Als je impact wilt hebben, dan gaat eenrichtingsverkeer van universiteit naar de samenleving te langzaam’

Mirko Schäfer
Associate professor Information and computing sciences

De twee onderzoekers willen dan ook een lans breken voor een bredere definitie van impact op de universiteit. Muis: “Binnen de universiteit is het belangrijk dat het duidelijk wordt dat er meer variëteit is in wat onder wetenschappelijke impact wordt verstaan. De manier waarop wij werken, is een andere manier van wetenschap bedrijven, een andere manier van denken. Dat heeft óók impact, want het levert een enorme meerwaarde op voor alle betrokken partijen.”

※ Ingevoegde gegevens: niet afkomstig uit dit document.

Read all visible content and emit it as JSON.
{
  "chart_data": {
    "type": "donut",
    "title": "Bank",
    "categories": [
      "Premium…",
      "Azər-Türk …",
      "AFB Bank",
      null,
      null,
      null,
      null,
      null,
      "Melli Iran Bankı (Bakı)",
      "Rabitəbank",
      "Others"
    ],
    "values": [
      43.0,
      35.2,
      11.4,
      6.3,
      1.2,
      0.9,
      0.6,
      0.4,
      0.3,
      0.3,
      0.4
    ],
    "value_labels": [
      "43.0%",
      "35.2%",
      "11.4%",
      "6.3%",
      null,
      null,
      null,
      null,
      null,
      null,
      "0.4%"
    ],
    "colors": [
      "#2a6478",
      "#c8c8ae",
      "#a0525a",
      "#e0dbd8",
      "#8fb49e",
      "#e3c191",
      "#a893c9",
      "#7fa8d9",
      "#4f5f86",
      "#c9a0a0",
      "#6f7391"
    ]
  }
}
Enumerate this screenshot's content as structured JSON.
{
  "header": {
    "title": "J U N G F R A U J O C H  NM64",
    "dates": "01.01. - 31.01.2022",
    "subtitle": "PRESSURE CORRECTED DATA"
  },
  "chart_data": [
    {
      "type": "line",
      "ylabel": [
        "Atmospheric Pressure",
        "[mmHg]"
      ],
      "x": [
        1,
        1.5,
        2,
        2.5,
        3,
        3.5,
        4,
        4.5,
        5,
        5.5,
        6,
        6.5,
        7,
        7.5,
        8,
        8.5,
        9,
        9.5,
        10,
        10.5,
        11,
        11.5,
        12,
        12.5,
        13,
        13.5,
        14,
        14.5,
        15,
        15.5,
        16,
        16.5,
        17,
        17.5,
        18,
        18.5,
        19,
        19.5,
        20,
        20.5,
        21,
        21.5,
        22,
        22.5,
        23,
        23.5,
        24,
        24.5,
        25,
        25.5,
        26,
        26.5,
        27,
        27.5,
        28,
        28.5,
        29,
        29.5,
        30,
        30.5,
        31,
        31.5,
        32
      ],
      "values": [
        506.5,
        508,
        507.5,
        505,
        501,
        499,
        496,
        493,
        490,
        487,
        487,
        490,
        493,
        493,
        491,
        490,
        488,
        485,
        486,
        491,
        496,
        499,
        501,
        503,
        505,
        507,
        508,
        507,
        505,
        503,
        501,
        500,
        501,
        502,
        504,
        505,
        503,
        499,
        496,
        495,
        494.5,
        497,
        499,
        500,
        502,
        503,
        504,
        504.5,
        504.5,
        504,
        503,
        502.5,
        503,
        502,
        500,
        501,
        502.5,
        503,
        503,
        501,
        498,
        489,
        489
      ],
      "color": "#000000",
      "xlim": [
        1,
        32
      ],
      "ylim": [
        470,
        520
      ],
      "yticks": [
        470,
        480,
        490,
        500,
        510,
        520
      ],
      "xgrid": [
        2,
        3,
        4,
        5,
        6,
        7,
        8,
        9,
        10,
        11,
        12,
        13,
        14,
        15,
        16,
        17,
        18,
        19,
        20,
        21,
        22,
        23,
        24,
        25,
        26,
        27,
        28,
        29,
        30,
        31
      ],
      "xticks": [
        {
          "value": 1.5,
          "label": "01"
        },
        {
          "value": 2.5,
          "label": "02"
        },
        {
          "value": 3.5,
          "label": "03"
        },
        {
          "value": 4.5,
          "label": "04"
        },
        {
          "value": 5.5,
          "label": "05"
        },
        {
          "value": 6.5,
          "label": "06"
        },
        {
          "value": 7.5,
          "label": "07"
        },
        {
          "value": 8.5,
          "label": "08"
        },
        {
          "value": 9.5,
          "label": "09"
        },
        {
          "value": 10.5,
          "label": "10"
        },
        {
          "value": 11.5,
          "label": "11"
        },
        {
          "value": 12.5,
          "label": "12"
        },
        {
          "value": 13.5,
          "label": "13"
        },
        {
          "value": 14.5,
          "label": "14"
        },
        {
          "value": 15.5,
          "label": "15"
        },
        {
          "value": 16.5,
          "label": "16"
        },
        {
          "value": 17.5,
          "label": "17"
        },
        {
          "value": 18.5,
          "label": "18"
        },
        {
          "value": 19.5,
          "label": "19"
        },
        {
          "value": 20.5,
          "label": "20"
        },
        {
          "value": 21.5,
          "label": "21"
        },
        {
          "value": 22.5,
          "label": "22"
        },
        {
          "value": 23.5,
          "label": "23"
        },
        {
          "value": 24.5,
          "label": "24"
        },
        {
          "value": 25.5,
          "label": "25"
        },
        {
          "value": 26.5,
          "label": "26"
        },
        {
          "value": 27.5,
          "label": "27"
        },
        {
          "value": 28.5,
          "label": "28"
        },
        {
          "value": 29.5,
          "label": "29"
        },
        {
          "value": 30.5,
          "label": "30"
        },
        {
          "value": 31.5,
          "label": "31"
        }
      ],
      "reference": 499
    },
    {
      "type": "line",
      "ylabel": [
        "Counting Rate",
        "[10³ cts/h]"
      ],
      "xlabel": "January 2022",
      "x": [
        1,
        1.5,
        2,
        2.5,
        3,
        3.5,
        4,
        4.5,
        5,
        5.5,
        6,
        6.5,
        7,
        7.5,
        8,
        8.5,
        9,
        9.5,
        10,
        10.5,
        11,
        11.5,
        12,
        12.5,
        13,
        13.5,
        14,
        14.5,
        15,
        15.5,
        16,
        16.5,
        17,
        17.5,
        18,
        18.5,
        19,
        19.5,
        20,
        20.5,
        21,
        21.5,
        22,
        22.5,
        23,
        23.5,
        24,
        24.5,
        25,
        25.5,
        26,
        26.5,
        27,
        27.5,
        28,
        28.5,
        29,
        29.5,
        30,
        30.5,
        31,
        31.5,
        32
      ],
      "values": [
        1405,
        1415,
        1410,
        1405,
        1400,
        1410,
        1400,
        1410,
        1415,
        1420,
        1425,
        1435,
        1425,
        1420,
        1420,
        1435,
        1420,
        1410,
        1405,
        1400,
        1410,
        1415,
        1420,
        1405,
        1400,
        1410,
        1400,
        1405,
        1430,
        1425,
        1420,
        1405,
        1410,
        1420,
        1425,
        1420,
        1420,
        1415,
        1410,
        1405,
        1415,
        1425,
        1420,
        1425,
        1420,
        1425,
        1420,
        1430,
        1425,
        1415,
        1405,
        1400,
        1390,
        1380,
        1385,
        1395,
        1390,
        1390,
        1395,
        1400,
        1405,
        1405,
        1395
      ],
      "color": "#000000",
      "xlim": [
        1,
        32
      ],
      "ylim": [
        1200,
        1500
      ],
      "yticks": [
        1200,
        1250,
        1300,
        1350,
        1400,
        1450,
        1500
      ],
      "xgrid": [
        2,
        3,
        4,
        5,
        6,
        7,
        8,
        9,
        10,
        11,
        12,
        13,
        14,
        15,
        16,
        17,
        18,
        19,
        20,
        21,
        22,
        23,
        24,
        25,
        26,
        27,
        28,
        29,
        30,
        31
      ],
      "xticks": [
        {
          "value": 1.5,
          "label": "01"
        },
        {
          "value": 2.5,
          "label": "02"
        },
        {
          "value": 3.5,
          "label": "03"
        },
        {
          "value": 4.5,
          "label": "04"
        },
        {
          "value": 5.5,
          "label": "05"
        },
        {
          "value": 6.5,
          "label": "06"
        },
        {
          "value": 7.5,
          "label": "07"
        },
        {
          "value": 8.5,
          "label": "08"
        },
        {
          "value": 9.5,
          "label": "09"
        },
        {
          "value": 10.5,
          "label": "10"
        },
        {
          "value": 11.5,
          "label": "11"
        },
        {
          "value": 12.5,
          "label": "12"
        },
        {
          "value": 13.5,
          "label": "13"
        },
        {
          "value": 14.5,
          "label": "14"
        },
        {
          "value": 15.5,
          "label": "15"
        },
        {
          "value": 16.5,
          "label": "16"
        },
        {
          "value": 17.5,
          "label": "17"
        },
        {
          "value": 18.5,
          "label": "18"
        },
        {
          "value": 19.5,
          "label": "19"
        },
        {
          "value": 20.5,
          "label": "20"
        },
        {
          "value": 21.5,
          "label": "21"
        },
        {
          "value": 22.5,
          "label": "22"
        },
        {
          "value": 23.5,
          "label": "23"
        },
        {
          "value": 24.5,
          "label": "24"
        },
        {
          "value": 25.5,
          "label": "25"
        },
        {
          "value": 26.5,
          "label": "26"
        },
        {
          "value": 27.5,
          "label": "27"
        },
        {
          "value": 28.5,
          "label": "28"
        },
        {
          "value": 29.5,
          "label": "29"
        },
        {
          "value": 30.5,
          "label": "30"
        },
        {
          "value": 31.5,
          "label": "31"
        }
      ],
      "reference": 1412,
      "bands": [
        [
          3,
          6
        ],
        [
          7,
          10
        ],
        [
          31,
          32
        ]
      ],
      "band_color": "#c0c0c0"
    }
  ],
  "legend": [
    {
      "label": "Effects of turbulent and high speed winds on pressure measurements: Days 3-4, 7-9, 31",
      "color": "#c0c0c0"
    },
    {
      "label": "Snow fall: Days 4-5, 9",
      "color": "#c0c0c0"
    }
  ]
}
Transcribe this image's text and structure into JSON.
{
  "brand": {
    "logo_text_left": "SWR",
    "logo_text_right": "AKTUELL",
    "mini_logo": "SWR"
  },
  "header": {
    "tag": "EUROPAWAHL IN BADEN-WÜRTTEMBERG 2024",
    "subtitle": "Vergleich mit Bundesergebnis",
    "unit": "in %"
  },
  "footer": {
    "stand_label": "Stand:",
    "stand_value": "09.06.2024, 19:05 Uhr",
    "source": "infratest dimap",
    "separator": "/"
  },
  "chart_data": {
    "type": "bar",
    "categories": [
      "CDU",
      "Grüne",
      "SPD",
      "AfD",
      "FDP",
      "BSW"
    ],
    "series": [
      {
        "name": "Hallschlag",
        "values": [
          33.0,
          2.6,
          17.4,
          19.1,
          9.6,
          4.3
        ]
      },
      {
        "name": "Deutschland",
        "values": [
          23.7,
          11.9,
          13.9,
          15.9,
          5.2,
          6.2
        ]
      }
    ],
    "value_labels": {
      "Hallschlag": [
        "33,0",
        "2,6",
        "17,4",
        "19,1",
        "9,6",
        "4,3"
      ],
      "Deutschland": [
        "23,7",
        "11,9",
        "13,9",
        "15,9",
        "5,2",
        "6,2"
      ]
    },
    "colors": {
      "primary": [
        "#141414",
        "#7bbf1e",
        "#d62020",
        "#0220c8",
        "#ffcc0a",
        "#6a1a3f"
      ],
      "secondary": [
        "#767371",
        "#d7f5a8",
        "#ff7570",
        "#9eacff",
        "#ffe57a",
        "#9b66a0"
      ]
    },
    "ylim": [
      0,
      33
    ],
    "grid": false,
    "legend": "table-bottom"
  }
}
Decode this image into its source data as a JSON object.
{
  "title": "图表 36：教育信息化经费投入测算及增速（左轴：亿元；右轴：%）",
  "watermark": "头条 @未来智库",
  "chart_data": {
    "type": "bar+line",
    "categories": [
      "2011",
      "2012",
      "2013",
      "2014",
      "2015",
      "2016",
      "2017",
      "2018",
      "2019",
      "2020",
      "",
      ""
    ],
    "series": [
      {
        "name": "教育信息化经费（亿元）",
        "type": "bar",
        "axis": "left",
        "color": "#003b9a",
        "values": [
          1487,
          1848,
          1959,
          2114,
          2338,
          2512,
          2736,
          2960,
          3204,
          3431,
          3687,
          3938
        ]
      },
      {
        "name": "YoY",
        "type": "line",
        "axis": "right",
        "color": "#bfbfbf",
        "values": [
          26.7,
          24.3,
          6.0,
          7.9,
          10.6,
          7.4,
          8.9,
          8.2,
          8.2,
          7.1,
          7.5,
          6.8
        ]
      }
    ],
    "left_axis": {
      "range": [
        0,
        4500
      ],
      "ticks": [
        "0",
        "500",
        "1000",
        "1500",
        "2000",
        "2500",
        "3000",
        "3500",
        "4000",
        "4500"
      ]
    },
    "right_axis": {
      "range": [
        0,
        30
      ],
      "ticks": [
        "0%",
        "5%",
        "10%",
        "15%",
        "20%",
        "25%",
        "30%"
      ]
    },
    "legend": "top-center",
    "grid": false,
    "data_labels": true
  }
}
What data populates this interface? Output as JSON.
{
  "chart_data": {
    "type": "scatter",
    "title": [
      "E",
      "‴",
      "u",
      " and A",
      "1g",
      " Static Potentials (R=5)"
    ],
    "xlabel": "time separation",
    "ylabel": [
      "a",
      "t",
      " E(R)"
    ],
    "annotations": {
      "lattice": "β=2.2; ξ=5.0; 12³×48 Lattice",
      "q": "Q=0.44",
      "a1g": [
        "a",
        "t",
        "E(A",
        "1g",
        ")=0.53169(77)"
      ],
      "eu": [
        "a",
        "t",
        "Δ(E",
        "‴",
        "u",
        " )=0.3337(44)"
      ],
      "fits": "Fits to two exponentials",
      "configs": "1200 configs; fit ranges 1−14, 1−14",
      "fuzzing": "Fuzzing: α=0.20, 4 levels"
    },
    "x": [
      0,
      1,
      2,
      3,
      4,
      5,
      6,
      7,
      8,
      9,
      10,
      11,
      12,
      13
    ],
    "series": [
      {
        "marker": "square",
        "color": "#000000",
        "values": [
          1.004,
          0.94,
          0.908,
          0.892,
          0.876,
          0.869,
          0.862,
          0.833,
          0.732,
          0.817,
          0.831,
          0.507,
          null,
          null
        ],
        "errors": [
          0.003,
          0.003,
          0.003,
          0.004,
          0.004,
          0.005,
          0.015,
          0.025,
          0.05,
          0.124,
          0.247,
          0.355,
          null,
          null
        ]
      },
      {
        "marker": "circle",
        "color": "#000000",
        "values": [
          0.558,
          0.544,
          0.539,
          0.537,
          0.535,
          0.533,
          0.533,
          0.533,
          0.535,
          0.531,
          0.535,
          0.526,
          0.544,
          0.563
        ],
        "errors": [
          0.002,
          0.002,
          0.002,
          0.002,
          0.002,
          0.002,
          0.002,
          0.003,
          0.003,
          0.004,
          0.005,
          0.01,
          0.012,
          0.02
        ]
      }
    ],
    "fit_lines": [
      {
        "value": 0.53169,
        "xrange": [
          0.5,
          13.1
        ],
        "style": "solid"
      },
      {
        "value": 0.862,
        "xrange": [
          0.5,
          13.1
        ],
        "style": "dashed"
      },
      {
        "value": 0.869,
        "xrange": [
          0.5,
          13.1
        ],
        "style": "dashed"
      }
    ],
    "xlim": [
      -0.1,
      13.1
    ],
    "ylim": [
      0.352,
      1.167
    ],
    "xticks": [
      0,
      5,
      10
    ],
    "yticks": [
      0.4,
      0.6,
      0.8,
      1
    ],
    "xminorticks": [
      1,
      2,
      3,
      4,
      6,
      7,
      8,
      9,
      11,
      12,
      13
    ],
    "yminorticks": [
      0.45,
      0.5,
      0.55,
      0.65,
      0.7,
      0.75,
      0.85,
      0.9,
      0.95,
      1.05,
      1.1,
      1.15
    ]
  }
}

Schäfer: “Onze manier van onderzoek doen en onderwijs geven faciliteert een effectieve, wederzijdse kennistransfer. Je ziet bij veel beleidsmakers de tendens om een impact officer aan te stellen die het contact met de samenleving gaat herstellen. Maar in de praktijk werkt het gewoon niet zo makkelijk. De coronapandemie, oorlog, klimaatverandering, de digitale transitie, dat zijn allemaal thema’s die de samenleving onmiddellijk raken en die vaak door burgers en politici ook breed bediscussieerd en direct beoordeeld worden. Dat vergt een aanpak van onderzoek doen die ook middenin de samenleving staat. Als je écht impact wilt hebben, dan gaat eenrichtingsverkeer van universiteit naar de samenleving te langzaam. Het is onze ambitie om de samenleving niet slechts te onderzoeken, maar ook mede vorm te geven.”

Meer informatie

De Data School is een onderwijs- en onderzoeksplatform dat al tien jaar onderzoek doet naar de impact van data en AI op de samenleving, samen met maatschappelijke partners. Rondom de speerpunten Verantwoordelijke AI en datapraktijken en Publieke debatten heeft de Data School een waardevol netwerk opgebouwd binnen twee domeinen: openbaar bestuur en media-industrie.